Genesis 1: 28 warns, “Subdue it and have dominion over the fish of the sea and over the birds of the heavens and over every living thing that moves on the earth.” Listen!
Previously I said, “The matter of AI and its immediate and longer-term impact on the lives and livelihoods of populations globally will be the hottest economic, social, and political issue in the coming years — I forecast. It will cause some illegitimate regimes and ill-prepared democratic governments to crumble.”
We must not be caught flat-footed. “He who hath ears to hear, let him hear.” (Mark 4: 9)
BETTER LATE THAN NEVER!
If Jamaica fails to speedily prepare for the oncoming tsunami of AI and robotics technologies we will face massive social, economic, and political fallout at levels unprecedented in this country’s history, I believe.
Five Sundays ago, I posed this and related questions here: What is this Administration’s actionable plan to address the job displacements and replacements soon to impact especially entry-level, computer-based jobs?
Subsequently, I heard Dr Andrew Wheatley, minister without portfolio in the Office of the Prime Minister with responsibility for science, technology, and special projects, state on a radio programme that Prime Minister Dr Andrew Holness had recently established a committee to explore/guide, among other things, how Jamaica can better prepare for AI and robotics opportunities, etc. Then there was a column in this newspaper by Dr Wheatley which set out particulars of the committee’s and related preparation work. Well, as we say locally, “Better late than never.”

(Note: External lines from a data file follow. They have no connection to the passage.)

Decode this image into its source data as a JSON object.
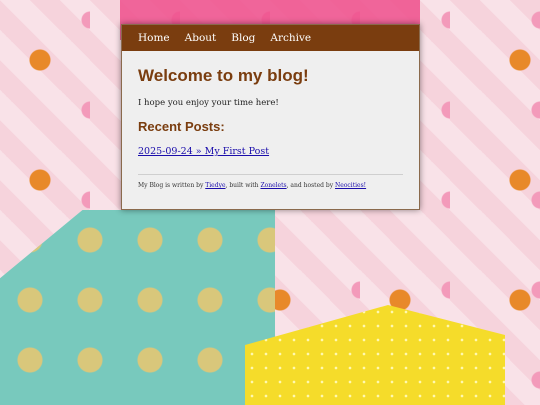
{
  "nav": {
    "items": [
      {
        "label": "Home"
      },
      {
        "label": "About"
      },
      {
        "label": "Blog"
      },
      {
        "label": "Archive"
      }
    ]
  },
  "main": {
    "title": "Welcome to my blog!",
    "intro": "I hope you enjoy your time here!",
    "recent_heading": "Recent Posts:",
    "posts": [
      {
        "label": "2025-09-24 » My First Post"
      }
    ]
  },
  "footer": {
    "text_1": "My Blog is written by ",
    "link_1": "Tiedye",
    "text_2": ", built with ",
    "link_2": "Zonelets",
    "text_3": ", and hosted by ",
    "link_3": "Neocities!"
  },
  "colors": {
    "nav_bg": "#7a3d0f",
    "heading": "#7a3d0f",
    "link": "#1a0dab",
    "panel_bg": "#efefef"
  }
}
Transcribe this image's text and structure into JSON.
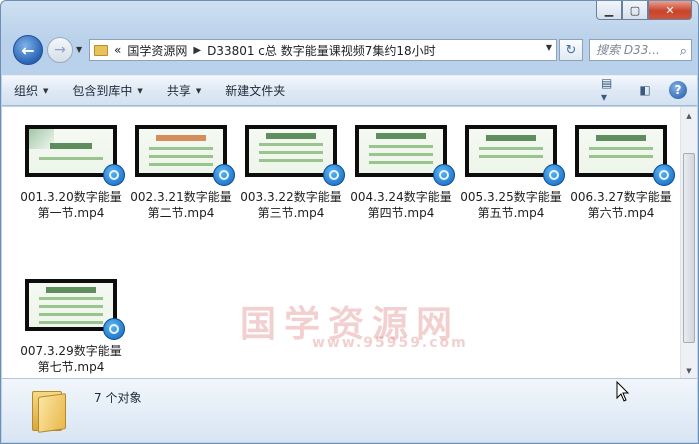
{
  "address": {
    "prefix": "«",
    "crumbs": [
      "国学资源网",
      "D33801 c总 数字能量课视频7集约18小时"
    ]
  },
  "search": {
    "placeholder": "搜索 D33..."
  },
  "toolbar": {
    "organize": "组织",
    "include_in_library": "包含到库中",
    "share": "共享",
    "new_folder": "新建文件夹"
  },
  "files": [
    {
      "name": "001.3.20数字能量第一节.mp4"
    },
    {
      "name": "002.3.21数字能量第二节.mp4"
    },
    {
      "name": "003.3.22数字能量第三节.mp4"
    },
    {
      "name": "004.3.24数字能量第四节.mp4"
    },
    {
      "name": "005.3.25数字能量第五节.mp4"
    },
    {
      "name": "006.3.27数字能量第六节.mp4"
    },
    {
      "name": "007.3.29数字能量第七节.mp4"
    }
  ],
  "watermark": {
    "text": "国学资源网",
    "url": "www.95959.com"
  },
  "status": {
    "count_text": "7 个对象"
  }
}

Here is something that might help the mentioned committee in their considerations: Professor Geoffrey Hinton says that, in preparation for the AI and robotics revolution, the best kind of education is one that helps people think critically.
“AI is lagging in physical dexterity. AI will replace especially intellectual entry-level jobs before it replaces jobs that depend more so on physical dexterity,” Professor Hinton forecasts.

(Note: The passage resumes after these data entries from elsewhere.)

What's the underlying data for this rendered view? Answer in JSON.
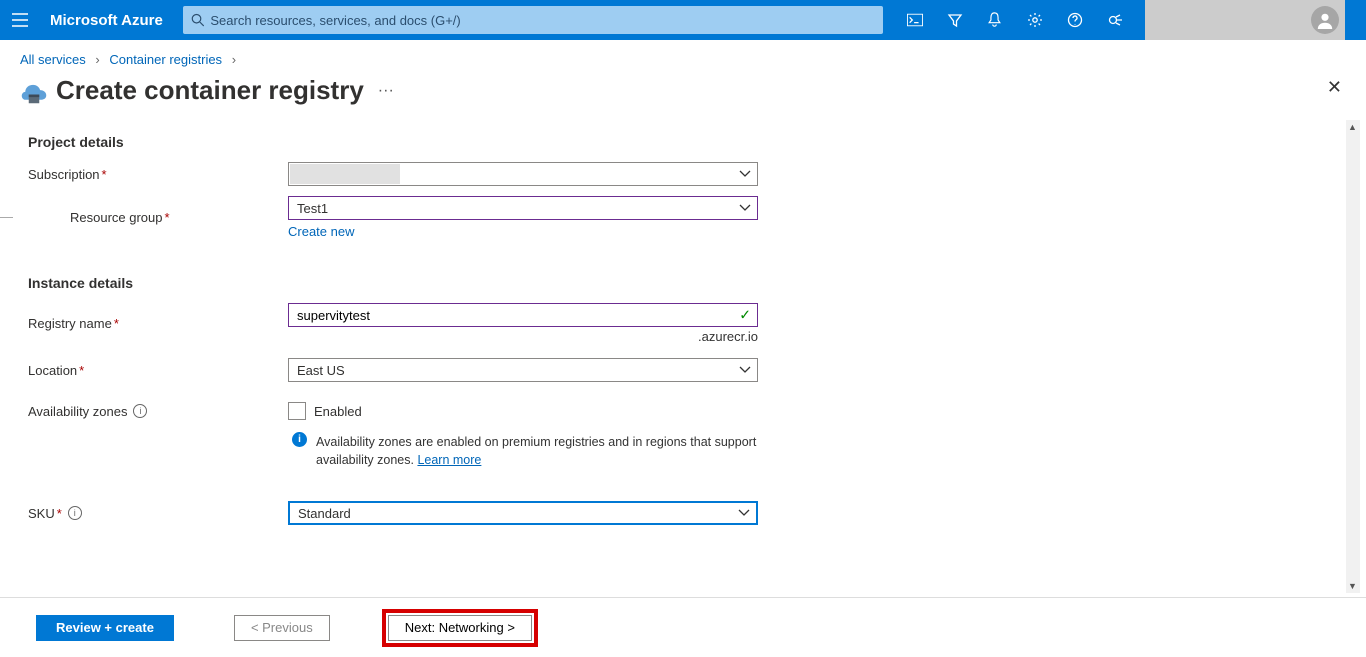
{
  "brand": "Microsoft Azure",
  "search_placeholder": "Search resources, services, and docs (G+/)",
  "breadcrumb": {
    "all_services": "All services",
    "registries": "Container registries"
  },
  "page_title": "Create container registry",
  "sections": {
    "project_details": "Project details",
    "instance_details": "Instance details"
  },
  "labels": {
    "subscription": "Subscription",
    "resource_group": "Resource group",
    "create_new": "Create new",
    "registry_name": "Registry name",
    "location": "Location",
    "availability_zones": "Availability zones",
    "enabled": "Enabled",
    "sku": "SKU",
    "suffix": ".azurecr.io"
  },
  "values": {
    "subscription": "",
    "resource_group": "Test1",
    "registry_name": "supervitytest",
    "location": "East US",
    "sku": "Standard"
  },
  "info_panel": {
    "text_a": "Availability zones are enabled on premium registries and in regions that support availability zones. ",
    "learn_more": "Learn more"
  },
  "buttons": {
    "review_create": "Review + create",
    "previous": "< Previous",
    "next": "Next: Networking >"
  }
}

Some experts predict that corporate giants in the US and some developed countries will, in the coming years, outsource thousands — if not millions — of entry-level intellectual jobs that are currently done with a computer. As I understand it, these jobs will require skills beyond those that our nearly 70,000 workers in the local business process outsourcing (BPO) industry, for example, currently possess. Jamaica will have to compete for jobs.

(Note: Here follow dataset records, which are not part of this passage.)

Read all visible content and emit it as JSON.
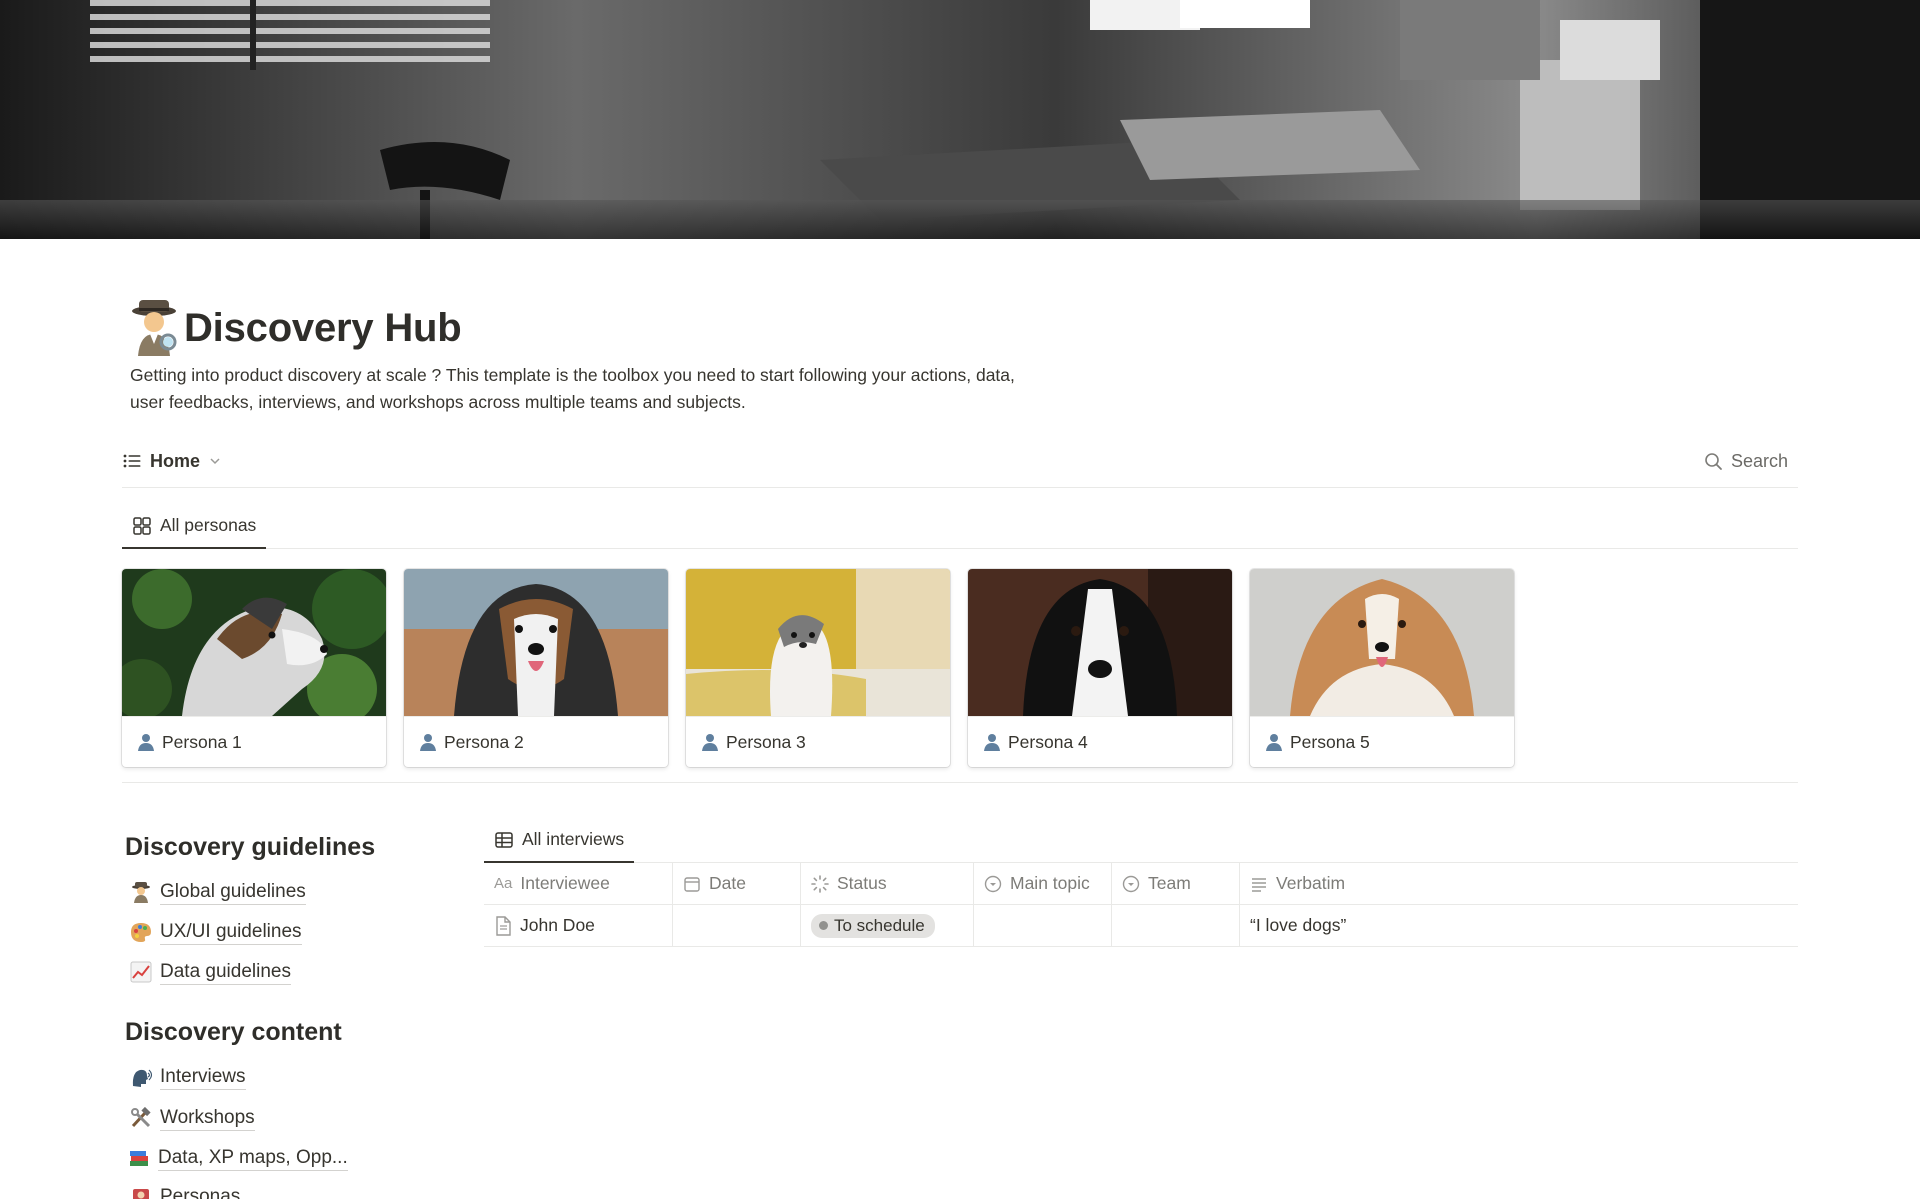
{
  "page": {
    "title": "Discovery Hub",
    "description_line1": "Getting into product discovery at scale ? This template is the toolbox you need to start following your actions, data,",
    "description_line2": "user feedbacks, interviews, and workshops across multiple teams and subjects."
  },
  "view_bar": {
    "view_label": "Home",
    "search_label": "Search"
  },
  "personas_tab": {
    "label": "All personas"
  },
  "personas": [
    {
      "label": "Persona 1"
    },
    {
      "label": "Persona 2"
    },
    {
      "label": "Persona 3"
    },
    {
      "label": "Persona 4"
    },
    {
      "label": "Persona 5"
    }
  ],
  "sidebar": {
    "guidelines_heading": "Discovery guidelines",
    "guidelines": [
      {
        "label": "Global guidelines",
        "icon": "detective-icon"
      },
      {
        "label": "UX/UI guidelines",
        "icon": "palette-icon"
      },
      {
        "label": "Data guidelines",
        "icon": "chart-increasing-icon"
      }
    ],
    "content_heading": "Discovery content",
    "content": [
      {
        "label": "Interviews",
        "icon": "speaking-head-icon"
      },
      {
        "label": "Workshops",
        "icon": "hammer-wrench-icon"
      },
      {
        "label": "Data, XP maps, Opp...",
        "icon": "books-icon"
      },
      {
        "label": "Personas",
        "icon": "person-icon"
      }
    ]
  },
  "interviews": {
    "tab_label": "All interviews",
    "columns": [
      {
        "label": "Interviewee",
        "icon": "text-aa-icon"
      },
      {
        "label": "Date",
        "icon": "calendar-icon"
      },
      {
        "label": "Status",
        "icon": "status-icon"
      },
      {
        "label": "Main topic",
        "icon": "select-icon"
      },
      {
        "label": "Team",
        "icon": "select-icon"
      },
      {
        "label": "Verbatim",
        "icon": "text-lines-icon"
      }
    ],
    "rows": [
      {
        "interviewee": "John Doe",
        "date": "",
        "status": "To schedule",
        "main_topic": "",
        "team": "",
        "verbatim": "“I love dogs”"
      }
    ]
  },
  "colors": {
    "accent_text": "#37352f",
    "muted": "#7d7c78",
    "pill_bg": "#e3e2e0",
    "divider": "#e9e9e7"
  }
}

Many rich and poor countries are already very advanced in their preparations for the diverse opportunities that AI and robotics will facilitate. The United Kingdom is speedily implementing its ‘AI Opportunities Action Plan’ (Gov.UK). Bangladesh is briskly implementing its 2026–2030 plans.. I could go on. We must step up the pace as AI is serious business!
Last September China announced mandatory AI education for all primary and secondary school students. Children as young as three years old will be required to participate in this initiative, making China the first country to mandate AI education nationwide at such an early level. As I understand it, this initiative is focused on rich sensitisation that is exciting children’s minds about AI, rather than examinations.
Finland has recently expanded its widespread AI literacy efforts, including integrating AI education into school curricula for children as young as six years old to help combat deepfakes and misinformation. Many other countries have already launched national AI initiatives to meet their respective needs. I recommend that especially legislators read the most recent Citrini Report entitled The 2028 Global Intelligence Crisis. It examines the crucial issue of what happens when intelligence is no longer scarce.